The new health head had also been in charge of TalkTalk during a massive cyber hack in 2015

This year’s Cheltenham Festival came under the spotlight after about 150,000 people attended the four-day event in March, which ended 10 days before lockdown measures began.

Sir David King, the government’s chief scientific adviser from 2000 to 2007, told the BBC it was ‘the best possible way to accelerate the spread of the virus’.

The Government said it followed the advice available at the time while Cheltenham Racecourse’s medical director added it was not possible to know how – and where – people had contracted the virus.

Public Health England: Protected the nation or hampered testing?

Public Health England is one of the organisations established in April 2013 under controversial health reforms driven by former health secretary Lord Lansley.

Its purpose was to ‘protect and improve the nation’s health and wellbeing, and reduce health inequalities’ but has come under heavy criticism during the pandemic.

PHE has a wide range of responsibilities ranging from protecting the nation from public health hazards, preparing for and responding to public health emergencies, supporting local organisations to carry out screening and immunisation programmes, reducing health inequalities, and encouraging the public to lead healthier lifestyles, but some argue its scope is too wide.

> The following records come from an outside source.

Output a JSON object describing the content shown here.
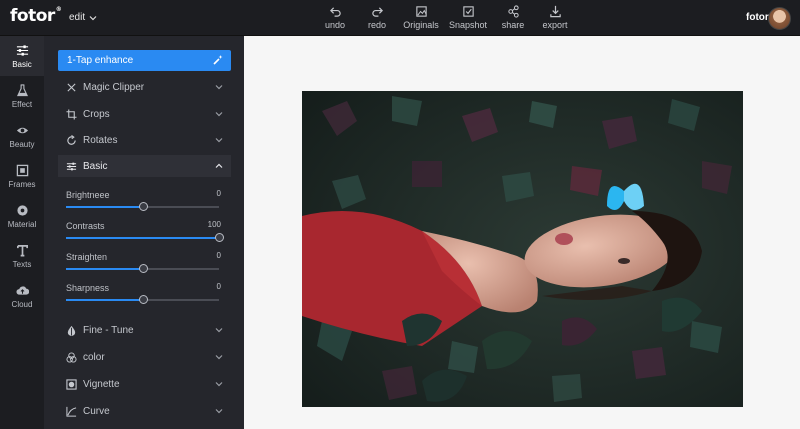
{
  "app": {
    "logo": "fotor",
    "logo_mark": "®",
    "edit_menu": "edit"
  },
  "toolbar": [
    {
      "label": "undo",
      "icon": "undo-icon"
    },
    {
      "label": "redo",
      "icon": "redo-icon"
    },
    {
      "label": "Originals",
      "icon": "originals-icon"
    },
    {
      "label": "Snapshot",
      "icon": "snapshot-icon"
    },
    {
      "label": "share",
      "icon": "share-icon"
    },
    {
      "label": "export",
      "icon": "export-icon"
    }
  ],
  "user": {
    "name": "fotor"
  },
  "rail": [
    {
      "label": "Basic",
      "icon": "sliders-icon",
      "active": true
    },
    {
      "label": "Effect",
      "icon": "flask-icon"
    },
    {
      "label": "Beauty",
      "icon": "eye-icon"
    },
    {
      "label": "Frames",
      "icon": "frame-icon"
    },
    {
      "label": "Material",
      "icon": "flower-icon"
    },
    {
      "label": "Texts",
      "icon": "text-icon"
    },
    {
      "label": "Cloud",
      "icon": "cloud-icon"
    }
  ],
  "panel": {
    "enhance_label": "1-Tap enhance",
    "sections_top": [
      {
        "label": "Magic Clipper",
        "icon": "scissors-icon"
      },
      {
        "label": "Crops",
        "icon": "crop-icon"
      },
      {
        "label": "Rotates",
        "icon": "rotate-icon"
      }
    ],
    "basic": {
      "label": "Basic",
      "sliders": [
        {
          "label": "Brightneee",
          "value": "0",
          "fraction": 0.5
        },
        {
          "label": "Contrasts",
          "value": "100",
          "fraction": 1.0
        },
        {
          "label": "Straighten",
          "value": "0",
          "fraction": 0.5
        },
        {
          "label": "Sharpness",
          "value": "0",
          "fraction": 0.5
        }
      ]
    },
    "sections_bottom": [
      {
        "label": "Fine - Tune",
        "icon": "droplet-icon"
      },
      {
        "label": "color",
        "icon": "color-circles-icon"
      },
      {
        "label": "Vignette",
        "icon": "vignette-icon"
      },
      {
        "label": "Curve",
        "icon": "curve-icon"
      }
    ]
  },
  "colors": {
    "accent": "#2a8af2",
    "topbar": "#1c1d21",
    "panel": "#25262c"
  }
}
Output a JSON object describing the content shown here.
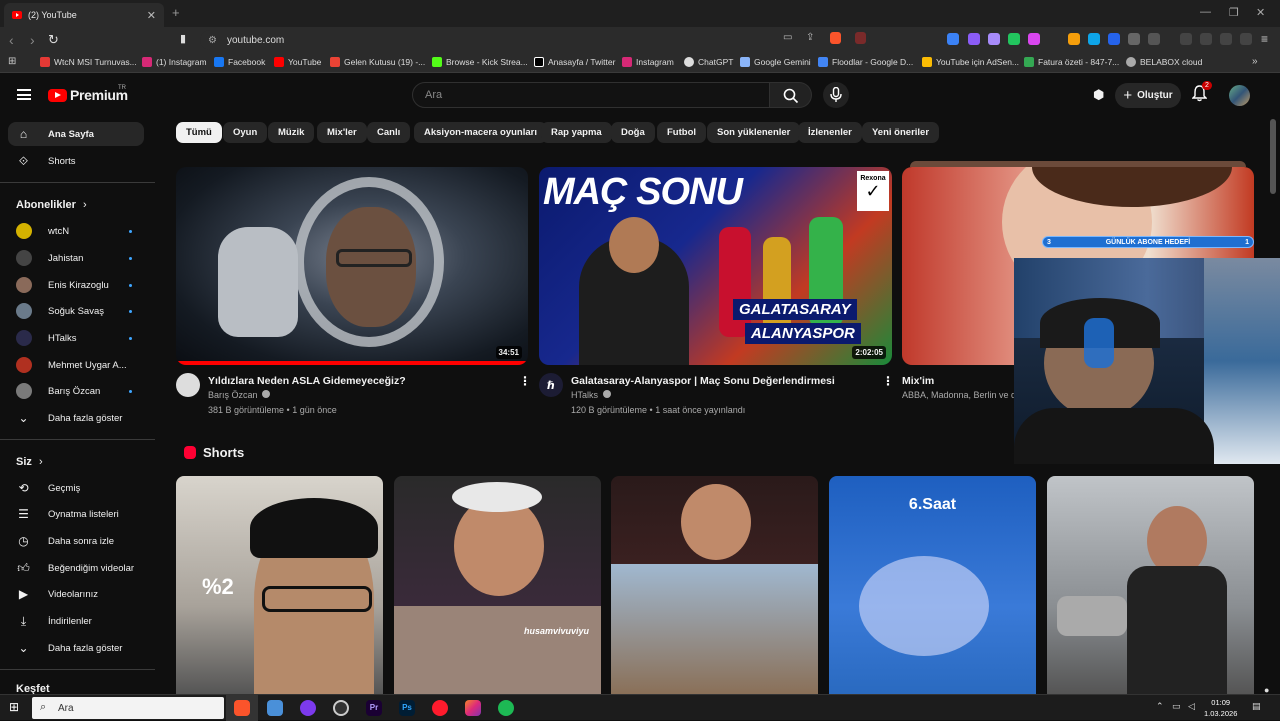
{
  "browser": {
    "tab_title": "(2) YouTube",
    "url": "youtube.com",
    "bookmarks": [
      {
        "label": "WtcN MSI Turnuvas...",
        "color": "#e53935"
      },
      {
        "label": "(1) Instagram",
        "color": "#d62976"
      },
      {
        "label": "Facebook",
        "color": "#1877f2"
      },
      {
        "label": "YouTube",
        "color": "#ff0000"
      },
      {
        "label": "Gelen Kutusu (19) -...",
        "color": "#ea4335"
      },
      {
        "label": "Browse - Kick Strea...",
        "color": "#53fc18"
      },
      {
        "label": "Anasayfa / Twitter",
        "color": "#ffffff"
      },
      {
        "label": "Instagram",
        "color": "#d62976"
      },
      {
        "label": "ChatGPT",
        "color": "#dddddd"
      },
      {
        "label": "Google Gemini",
        "color": "#8ab4f8"
      },
      {
        "label": "Floodlar - Google D...",
        "color": "#4285f4"
      },
      {
        "label": "YouTube için AdSen...",
        "color": "#fbbc04"
      },
      {
        "label": "Fatura özeti - 847-7...",
        "color": "#34a853"
      },
      {
        "label": "BELABOX cloud",
        "color": "#aaaaaa"
      }
    ]
  },
  "header": {
    "logo_text": "Premium",
    "region": "TR",
    "search_placeholder": "Ara",
    "create_label": "Oluştur",
    "notif_count": "2"
  },
  "sidebar": {
    "main": [
      {
        "label": "Ana Sayfa",
        "icon": "home-icon"
      },
      {
        "label": "Shorts",
        "icon": "shorts-icon"
      }
    ],
    "subs_heading": "Abonelikler",
    "subs": [
      {
        "label": "wtcN",
        "color": "#d4b200"
      },
      {
        "label": "Jahistan",
        "color": "#444444"
      },
      {
        "label": "Enis Kirazoglu",
        "color": "#8a6a5a"
      },
      {
        "label": "Soğuk Savaş",
        "color": "#6a7a8a"
      },
      {
        "label": "HTalks",
        "color": "#2a2a4a"
      },
      {
        "label": "Mehmet Uygar A...",
        "color": "#b03020"
      },
      {
        "label": "Barış Özcan",
        "color": "#7a7a7a"
      }
    ],
    "show_more": "Daha fazla göster",
    "you_heading": "Siz",
    "you": [
      {
        "label": "Geçmiş",
        "icon": "history-icon"
      },
      {
        "label": "Oynatma listeleri",
        "icon": "playlist-icon"
      },
      {
        "label": "Daha sonra izle",
        "icon": "clock-icon"
      },
      {
        "label": "Beğendiğim videolar",
        "icon": "like-icon"
      },
      {
        "label": "Videolarınız",
        "icon": "video-icon"
      },
      {
        "label": "İndirilenler",
        "icon": "download-icon"
      }
    ],
    "show_more_2": "Daha fazla göster",
    "explore_heading": "Keşfet"
  },
  "chips": [
    "Tümü",
    "Oyun",
    "Müzik",
    "Mix'ler",
    "Canlı",
    "Aksiyon-macera oyunları",
    "Rap yapma",
    "Doğa",
    "Futbol",
    "Son yüklenenler",
    "İzlenenler",
    "Yeni öneriler"
  ],
  "videos": [
    {
      "title": "Yıldızlara Neden ASLA Gidemeyeceğiz?",
      "channel": "Barış Özcan",
      "meta": "381 B görüntüleme • 1 gün önce",
      "duration": "34:51"
    },
    {
      "title": "Galatasaray-Alanyaspor | Maç Sonu Değerlendirmesi",
      "channel": "HTalks",
      "meta": "120 B görüntüleme • 1 saat önce yayınlandı",
      "duration": "2:02:05",
      "thumb_text": "MAÇ SONU",
      "thumb_sub1": "GALATASARAY",
      "thumb_sub2": "ALANYASPOR",
      "badge": "Rexona"
    },
    {
      "title": "Mix'im",
      "channel": "ABBA, Madonna, Berlin ve d"
    }
  ],
  "overlay_banner": {
    "left": "3",
    "label": "GÜNLÜK ABONE HEDEFİ",
    "right": "1"
  },
  "shorts": {
    "heading": "Shorts",
    "items": [
      {
        "text": "%2"
      },
      {
        "text": "husamvivuviyu"
      },
      {
        "text": ""
      },
      {
        "text": "6.Saat"
      },
      {
        "text": ""
      }
    ]
  },
  "taskbar": {
    "search": "Ara",
    "time": "01:09",
    "date": "1.03.2026"
  }
}
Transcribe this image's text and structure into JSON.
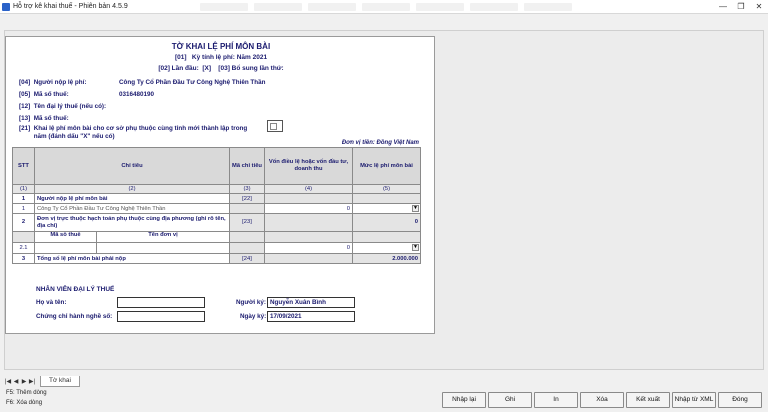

Unlike other health bodies such as NHS England, NHS Improvement and the Care Quality Commission, Public Health England has always been an “executive agency” of the Department of Health and Social Care.

On PHE’s “executive agency” status, NHS Providers has previously said: “This gives ministers direct control of its activities. So, whilst it might be convenient to seek to blame PHE’s leadership team, it is important that the Government reflect on its responsibilities as well.”

Critic Matthew Lesh, head of research at the Adam Smith Institute, has hailed the end of the organisation.

He said: ‘Public Health England is being abolished, and rightly so. This organisation failed their paramount goal — stopping infectious disease outbreaks. They hampered testing and provided awful advice. Good riddance.’